Believe In Their Success! …3

Feelings count… to employees they count as much as wages & hours

2015-08-05 16.15.16

Post 3: Though her employees had the least tenure in James’ department, Shante’s team was performing better than the other two. She was glad to share her communication and reporting practices with her new boss.

 Each week, using her key-indicator system reports, she first researched three ‘off-target challenges’ and two ‘bulls-eye wins’ that seemed to drive highs and lows in that week’s team results. Second, she sent a team email praising in detail the people and the behaviors involved in the ‘bulls-eyes.’ Also, without identifying employees, in a weekly staff meeting there was a review of the three gap areas: first covering refreshers on the missed procedures and then soliciting discussion on both the business impact of the ‘off-target’ results and ideas for supporting the clients impacted in these situations.

James was pleased that all three supervisors had intentional processes. There was definite room for improvement for Sean and Petra, and he felt the results of Shante’s team would validate the need for them each to balance their styles. Because their natural styles were so diverse, James wanted to encourage each supervisor to draft their own plans for meeting the organization goals and raising their teams’ results. As a start, he planned to create some key tips for encouraging employee improvement and set the tips as expectations for his supervisors to incorporate as they adjust their practices.

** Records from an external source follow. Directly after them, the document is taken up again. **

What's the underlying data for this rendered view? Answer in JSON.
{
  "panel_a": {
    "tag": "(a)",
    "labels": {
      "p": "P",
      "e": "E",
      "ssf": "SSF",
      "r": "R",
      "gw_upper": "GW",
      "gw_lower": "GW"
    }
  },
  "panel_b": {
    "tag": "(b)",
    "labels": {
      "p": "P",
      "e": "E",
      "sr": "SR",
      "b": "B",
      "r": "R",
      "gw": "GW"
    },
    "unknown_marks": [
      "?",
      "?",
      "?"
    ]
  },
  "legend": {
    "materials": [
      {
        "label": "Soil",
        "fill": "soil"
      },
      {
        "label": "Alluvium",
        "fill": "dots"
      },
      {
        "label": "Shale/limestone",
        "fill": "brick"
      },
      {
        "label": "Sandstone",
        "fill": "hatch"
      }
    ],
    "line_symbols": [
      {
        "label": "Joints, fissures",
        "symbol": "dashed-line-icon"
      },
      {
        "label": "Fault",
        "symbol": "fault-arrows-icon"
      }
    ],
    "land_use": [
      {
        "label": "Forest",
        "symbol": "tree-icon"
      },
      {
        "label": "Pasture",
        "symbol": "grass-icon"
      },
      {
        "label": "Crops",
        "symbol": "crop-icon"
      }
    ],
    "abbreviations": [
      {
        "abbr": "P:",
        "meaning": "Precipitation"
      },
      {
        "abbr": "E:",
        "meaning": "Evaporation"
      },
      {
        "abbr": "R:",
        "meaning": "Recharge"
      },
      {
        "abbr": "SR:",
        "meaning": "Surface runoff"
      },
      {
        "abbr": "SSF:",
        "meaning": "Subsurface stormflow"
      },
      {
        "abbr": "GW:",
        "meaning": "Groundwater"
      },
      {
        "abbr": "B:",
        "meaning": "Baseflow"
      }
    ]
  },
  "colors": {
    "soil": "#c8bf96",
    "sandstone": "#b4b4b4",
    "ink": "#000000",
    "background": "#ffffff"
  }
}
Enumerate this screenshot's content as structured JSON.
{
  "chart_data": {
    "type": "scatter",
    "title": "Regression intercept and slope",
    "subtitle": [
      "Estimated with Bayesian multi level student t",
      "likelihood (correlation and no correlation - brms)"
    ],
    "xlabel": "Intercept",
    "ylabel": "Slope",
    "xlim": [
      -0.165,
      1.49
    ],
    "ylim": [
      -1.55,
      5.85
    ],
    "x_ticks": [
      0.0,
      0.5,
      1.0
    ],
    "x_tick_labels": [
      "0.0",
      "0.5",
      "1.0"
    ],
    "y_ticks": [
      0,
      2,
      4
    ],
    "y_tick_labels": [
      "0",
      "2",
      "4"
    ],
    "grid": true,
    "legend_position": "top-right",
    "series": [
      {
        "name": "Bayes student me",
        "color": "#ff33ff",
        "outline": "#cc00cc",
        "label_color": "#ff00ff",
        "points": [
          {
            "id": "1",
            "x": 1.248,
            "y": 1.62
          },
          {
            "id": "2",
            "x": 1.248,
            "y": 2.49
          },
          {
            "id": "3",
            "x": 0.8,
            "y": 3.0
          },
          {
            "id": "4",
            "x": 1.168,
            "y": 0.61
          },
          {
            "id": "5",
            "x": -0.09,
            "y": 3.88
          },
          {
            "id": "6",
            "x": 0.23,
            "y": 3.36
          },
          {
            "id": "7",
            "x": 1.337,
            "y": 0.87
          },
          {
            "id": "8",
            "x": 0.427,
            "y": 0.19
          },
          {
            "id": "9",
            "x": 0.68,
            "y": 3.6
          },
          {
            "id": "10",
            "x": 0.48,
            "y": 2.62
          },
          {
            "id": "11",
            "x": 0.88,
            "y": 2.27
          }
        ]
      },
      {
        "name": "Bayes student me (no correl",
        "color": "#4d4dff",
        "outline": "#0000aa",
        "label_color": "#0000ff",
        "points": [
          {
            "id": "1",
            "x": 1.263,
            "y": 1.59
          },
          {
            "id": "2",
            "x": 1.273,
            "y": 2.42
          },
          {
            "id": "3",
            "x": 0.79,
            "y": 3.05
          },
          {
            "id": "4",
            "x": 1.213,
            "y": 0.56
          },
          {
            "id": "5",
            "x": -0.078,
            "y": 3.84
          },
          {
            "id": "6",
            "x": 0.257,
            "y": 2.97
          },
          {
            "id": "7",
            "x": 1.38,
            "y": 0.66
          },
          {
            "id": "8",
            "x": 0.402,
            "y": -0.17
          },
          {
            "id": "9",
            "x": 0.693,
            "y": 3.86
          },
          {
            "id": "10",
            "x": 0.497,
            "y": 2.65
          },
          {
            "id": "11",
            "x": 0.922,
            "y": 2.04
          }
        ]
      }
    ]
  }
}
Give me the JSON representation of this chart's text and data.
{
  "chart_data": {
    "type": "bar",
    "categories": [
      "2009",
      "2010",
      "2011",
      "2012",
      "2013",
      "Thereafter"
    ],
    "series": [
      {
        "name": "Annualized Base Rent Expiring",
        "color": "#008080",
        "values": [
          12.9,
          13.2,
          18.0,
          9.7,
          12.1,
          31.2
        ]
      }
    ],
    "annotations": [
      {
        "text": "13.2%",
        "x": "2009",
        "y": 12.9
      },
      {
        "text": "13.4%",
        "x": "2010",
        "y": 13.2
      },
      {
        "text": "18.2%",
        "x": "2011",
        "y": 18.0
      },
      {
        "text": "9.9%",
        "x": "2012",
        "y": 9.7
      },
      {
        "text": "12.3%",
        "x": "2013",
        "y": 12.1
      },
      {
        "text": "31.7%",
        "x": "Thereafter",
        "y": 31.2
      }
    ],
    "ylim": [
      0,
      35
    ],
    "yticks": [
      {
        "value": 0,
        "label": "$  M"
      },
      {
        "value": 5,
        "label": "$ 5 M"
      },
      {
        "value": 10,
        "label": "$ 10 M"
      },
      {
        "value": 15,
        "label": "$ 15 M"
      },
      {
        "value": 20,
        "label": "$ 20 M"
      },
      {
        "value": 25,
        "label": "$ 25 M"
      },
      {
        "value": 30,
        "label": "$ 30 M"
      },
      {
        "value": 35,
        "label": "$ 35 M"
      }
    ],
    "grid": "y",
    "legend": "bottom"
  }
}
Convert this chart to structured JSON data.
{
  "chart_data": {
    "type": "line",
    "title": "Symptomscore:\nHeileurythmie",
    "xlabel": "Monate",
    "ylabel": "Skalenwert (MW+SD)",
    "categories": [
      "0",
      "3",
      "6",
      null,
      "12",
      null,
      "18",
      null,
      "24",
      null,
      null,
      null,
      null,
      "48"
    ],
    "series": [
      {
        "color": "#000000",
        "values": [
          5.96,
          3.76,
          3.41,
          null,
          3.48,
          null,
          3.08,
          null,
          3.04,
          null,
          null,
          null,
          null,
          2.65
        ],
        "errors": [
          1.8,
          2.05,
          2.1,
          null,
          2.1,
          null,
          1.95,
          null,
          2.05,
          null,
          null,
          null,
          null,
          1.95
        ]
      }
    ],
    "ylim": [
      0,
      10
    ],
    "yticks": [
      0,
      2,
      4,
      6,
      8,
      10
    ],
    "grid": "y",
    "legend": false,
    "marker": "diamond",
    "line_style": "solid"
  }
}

REALITY: Leaders that BOTH believe employees are willing to try AND use statistics reflecting employee competence are more likely to motivate improved performance. Believing in others is not often enough to motivate them to do their best. Performance statistics alone do not usually motivate change.


Extending the trust in employees that inspires effort:

  • People believe you trust them when your relationship includes discussions of both their accomplishments and mistakes. When you discuss errors, focus on the facts, and for errors in judgment, give them a chance to share what they think caused the mistake before you share your assumptions.
  • Honestly acknowledge the impact of their mistakes to whatever is most important to them: the customer, their compensation level, their reputation with peers or leaders, their career, keeping their job, etc…. Not all people value the same things; to know their priorities, you must pay attention to the individual.

Managing the analysis of performance that spurs improvement:

  • To save employee time and tedious effort, choose to use accurate, system-produced data over employee-tracked detail reporting. If employees must track, make sure they see how the benefit far outweighs the effort.
  • Let employees report high-level tracking for celebrations and do not spend time verifying; discrepancies will surface if they are impactful to the morale of the team. Never base compensation on employee-tracked results alone.
  • Teaching employees to read their performance reports will encourage many people to manage their own improvements. Be respectful about how much detail is shared with others; always seek to encourage and never to discipline by sharing results publicly. This disrespect will demolish critically-needed trust.

Regarding communication of job expectations:

  • Simplify explanations of organization goals, job expectations and reference materials so employees can maintain the big-picture direction of what the team is working to accomplish.
  • Confirm each employee receives and understands regular changes in process and direction, so they can make good judgments that remain aligned to company needs.